With better planning and prep, things can only get better
Following the 5-0 defeat against Qatar in a World Cup qualifying fixture in Doha on Friday night, Bangladesh coach Jamie Day was quick to emphasise that the margin of defeat, despite it being the biggest of his tenure, was not an unexpected one. Instead, the coach wanted to take the positives from the match while looking forward to what comes next.
"We'll take the positives out of today's game and we're looking forward to the next year when we play the next three games," the coach said in his post-match reaction after heaping praise on young goalkeeper Anisur Rahman Zico and the overall discipline and organisation of the team.
If we move away from the scoreline and the gulf in statistics of the two teams in this match, there is reason to be optimistic about, especially if we focus on how things were at this stage five years ago.
In the eight matches in the previous edition of the qualifiers, Bangladesh had conceded a grand total of 32 goals against two scored, with only a single point in the bag. This time with five matches gone, four of which were away matches, Bangladesh have conceded only 13 goals against two scored. Although the men in red and green have not shown any considerable improvement in scoring goals, defensively they have been far better these days.
The defeat against Qatar may have officially ended Bangladesh's World Cup qualification chances, but they are still very much in the race for qualification for the Asian Cup in 2023 despite being bottom of Group E with a single point. The reason is that the other two teams in the group -- India and Afghanistan -- are within knocking distance.
India are just two points ahead of Bangladesh and Afghanistan only three. Bangladesh will host both these countries as well as Oman in their three remaining matches between March and June 2021. Judging by the previous performances against those two South Asian teams – a 1-0 defeat against Afghanistan in Dushanbe and a 1-1 draw against India in Kolkata -- positive results in those matches are not unachievable.

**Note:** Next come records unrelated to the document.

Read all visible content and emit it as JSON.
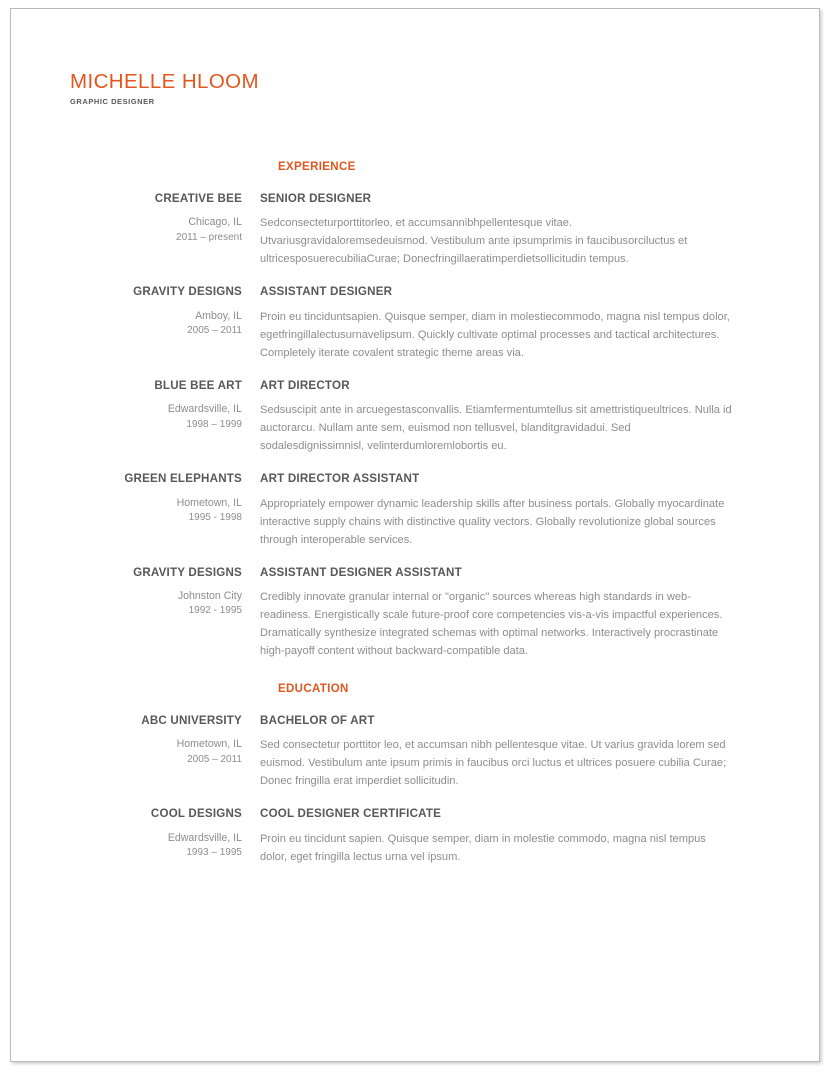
{
  "header": {
    "name": "MICHELLE HLOOM",
    "subtitle": "GRAPHIC DESIGNER",
    "accent_color": "#e0571f",
    "heading_color": "#58585a",
    "body_color": "#8d8d8f"
  },
  "sections": [
    {
      "title": "EXPERIENCE",
      "entries": [
        {
          "org": "CREATIVE BEE",
          "location": "Chicago, IL",
          "dates": "2011 – present",
          "role": "SENIOR DESIGNER",
          "description": "Sedconsecteturporttitorleo, et accumsannibhpellentesque vitae. Utvariusgravidaloremsedeuismod. Vestibulum ante ipsumprimis in faucibusorciluctus et ultricesposuerecubiliaCurae; Donecfringillaeratimperdietsollicitudin tempus."
        },
        {
          "org": "GRAVITY DESIGNS",
          "location": "Amboy, IL",
          "dates": "2005 – 2011",
          "role": "ASSISTANT DESIGNER",
          "description": "Proin eu tinciduntsapien. Quisque semper, diam in molestiecommodo, magna nisl tempus dolor, egetfringillalectusurnavelipsum. Quickly cultivate optimal processes and tactical architectures. Completely iterate covalent strategic theme areas via."
        },
        {
          "org": "BLUE BEE ART",
          "location": "Edwardsville, IL",
          "dates": "1998 – 1999",
          "role": "ART DIRECTOR",
          "description": "Sedsuscipit ante in arcuegestasconvallis. Etiamfermentumtellus sit amettristiqueultrices. Nulla id auctorarcu. Nullam ante sem, euismod non tellusvel, blanditgravidadui. Sed sodalesdignissimnisl, velinterdumloremlobortis eu."
        },
        {
          "org": "GREEN ELEPHANTS",
          "location": "Hometown, IL",
          "dates": "1995 - 1998",
          "role": "ART DIRECTOR ASSISTANT",
          "description": "Appropriately empower dynamic leadership skills after business portals. Globally myocardinate interactive supply chains with distinctive quality vectors. Globally revolutionize global sources through interoperable services."
        },
        {
          "org": "GRAVITY DESIGNS",
          "location": "Johnston City",
          "dates": "1992 - 1995",
          "role": "ASSISTANT DESIGNER ASSISTANT",
          "description": "Credibly innovate granular internal or \"organic\" sources whereas high standards in web-readiness. Energistically scale future-proof core competencies vis-a-vis impactful experiences. Dramatically synthesize integrated schemas with optimal networks. Interactively procrastinate high-payoff content without backward-compatible data."
        }
      ]
    },
    {
      "title": "EDUCATION",
      "entries": [
        {
          "org": "ABC UNIVERSITY",
          "location": "Hometown, IL",
          "dates": "2005 – 2011",
          "role": "BACHELOR OF ART",
          "description": "Sed consectetur porttitor leo, et accumsan nibh pellentesque vitae. Ut varius gravida lorem sed euismod. Vestibulum ante ipsum primis in faucibus orci luctus et ultrices posuere cubilia Curae; Donec fringilla erat imperdiet sollicitudin."
        },
        {
          "org": "COOL DESIGNS",
          "location": "Edwardsville, IL",
          "dates": "1993 – 1995",
          "role": "COOL DESIGNER CERTIFICATE",
          "description": "Proin eu tincidunt sapien. Quisque semper, diam in molestie commodo, magna nisl tempus dolor, eget fringilla lectus urna vel ipsum."
        }
      ]
    }
  ]
}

But to achieve positive results, there needs to be proper planning and preparation, something which was not there for the Qatar match. The coach had always said that five weeks' training and practice matches against Nepal or those against lower-tier Qatari clubs were not ideal preparation. Now Bangladesh Football Federation president Kazi Salahuddin seems to have weighed in on those views.
Talking to reporters at the BFF office yesterday, Salahuddin said he would try to convince clubs to release players one month before the next qualifying matches as he felt 10 days' preparation was not enough. He also said that he would do his best to ensure Bangladesh play against 'superior teams like Malaysia and Thailand' before facing India and Afghanistan.
With at least three months before the next qualifying fixture, the players should get back to full fitness through domestic competition and the team should be bolstered by the return of a number of key players who were missing from the game against Qatar due to injury.
If the coach's wishes are realised and the president's words are reflected in action, there is no reason not to believe that the worst of the qualifying campaign is over and things can only get better from here.